Thursday, February 4, 2016

Chip and PIN as Informed by SQRL

This document is a rough draft intended to provoke dialogue about how we might improve chip and PIN technology. It has yet to undergo the scrutiny that is required to point out its flaws and it is deliberately brief in its detail. Some of the details may be inexact or outrightly wrong, but they should be close enough to serve as a starting point. Anyone reading this is welcome to comment within this document on Google Docs here:

Chip and PIN’s Problem and the Proposed Solution

Chip and PIN has been bypassed by using a shim that always provides an affirmative response the POS when it queries the card to verify the PIN. The problem is that the POS is placing too much trust in the card.
Additionally, the payment card system trusts the POS not to divulge the cardholder’s card number. When this trust has been breached, cardholders have been inconvenienced and banks have incurred significant costs in replacing cards.
One way of solving this is to require the card to reply to a cryptographic challenge that is mathematically dependent on the PIN being correct. Every possible PIN will produce a different response, but only one of those will satisfy the cryptographic challenge. The POS will be able to compute that the PIN is correct without ever seeing it.

SQRL as a Model Solution

Existing SQRL Implementation

SQRL combines the carefully guarded master key with the domain name to produce a domain specific public-private key pair using an HMAC function. SQRL proves its identity using its public key and its signing of a cryptographic challenge.

Proposed Chip and PIN Implementation

Proposed Chip and Pin Implementation

No More Card Numbers

The POS submits the transaction information, including the merchant ID, the amount, and a cryptographically secure nonce. Instead of replying with the cardholder’s card number, the card replies with a cryptographic signature. This signature must be transmitted along with the transaction information in order for the merchant to get paid. Requiring a cryptographic signature greatly increases the complexity of forging transactions.
Every card has a master key burned into it during manufacturing. These keys are cryptographically random, never recorded, and never divulged by the card. The master key is never used directly, but is combined using the cardholder’s PIN using an HMAC hash to produce a public-private keypair.
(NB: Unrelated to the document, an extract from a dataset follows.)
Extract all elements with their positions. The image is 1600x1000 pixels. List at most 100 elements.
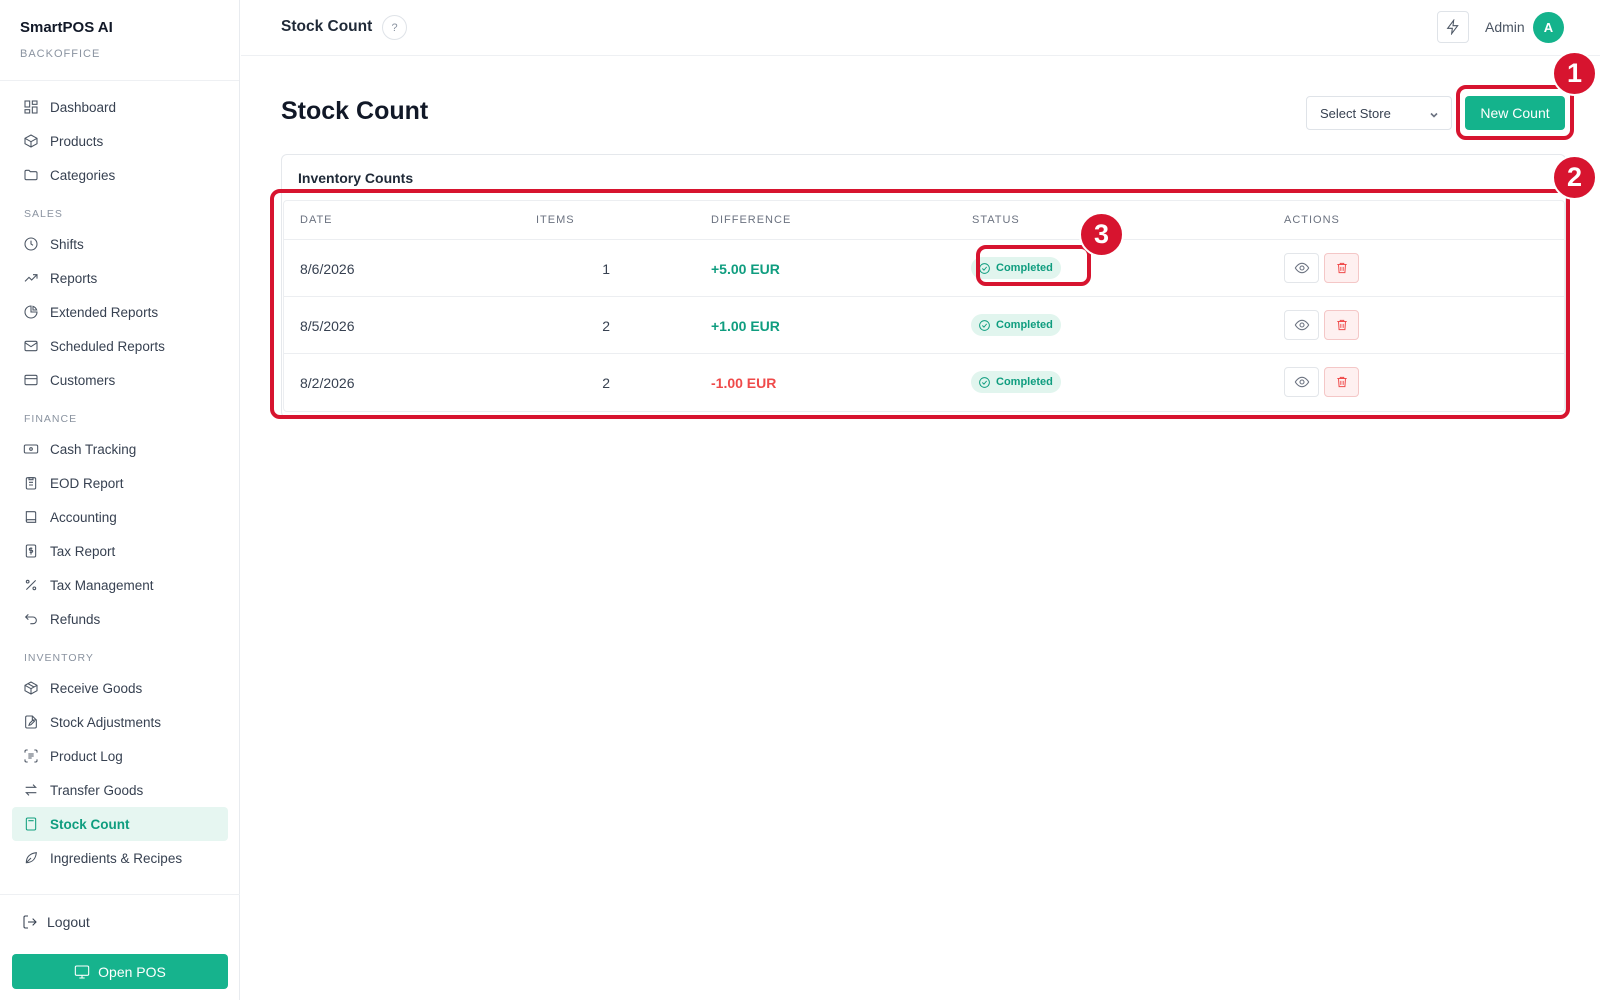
sidebar-item-cash-tracking[interactable]: Cash Tracking <box>12 432 228 466</box>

The private key is never stored or transmitted, so that the signing process should always require both the card and the cardholder’s PIN.

Verification Process

Every possible PIN produces a different public-private keypair. Therefore, the POS can rely on key signing to verify the PIN instead of relying on the integrity of the card. Public keys are verified much in the same way TLS certificates are verified: there is a chain of trust and the POS can choose to verify offline, against a local database, or online, against bank operated servers that will also warn of any revoked keys.
Keys are revoked every time a PIN is changed, a card is reported stolen, or a a card is replaced, so an online verification is always preferable. However, in the event of a network outage or in the interest of speed, some merchants and payment processors may deem an offline verification acceptable for smaller transactions. This is similar to merchants that forgo handwritten signatures today, except for the general anachronism of handwritten signatures.

Changing PINs

The cardholder changes the PIN using an ATM to update the bank’s records and obtain a new signature for their new public-private keypair. First, the ATM issues a cryptographic challenge and prompts the cardholder to enter their PIN. Once the ATM has verified the signature, the cardholder is prompted for a new PIN. This results in a new key which the bank signs and the card stores the new bank signature.


I’ve tried to avoid being overly specific in order to stick to the details that I’m fairly certain I have a handle on. For example, I’m fairly certain that existing chip and pin still transmits the card number based on this video:
However, I’m less certain about the master key. I’m basically hinting that the SQRL folks have solved how to take a key and combine it with a predictable domain name and produce a public-private keypair that can’t be reasonably reverse engineered and the reader should look into SQRL to find out what I’m proposing chip and pin should do. Similarly, I’ve pointed at TLS for other solutions without much in the way of specifics.
I’m hoping nobody is confused by my use of the term key. The key contained in the card is the same kind of key that SQRL uses as one of the inputs to its HMAC function, which isn’t the same as the asymmetric key that I’m writing about the rest of the time I use the work key.

I’ve skipped over a lot of the defensive tactics in this design. For instance, I’ve left out why the POS includes a nonce. I think that including an incremental transaction counter on the card might also help reduce fraud. These are just a couple of the very important discussions that much better informed people should have before placing their faith in this design.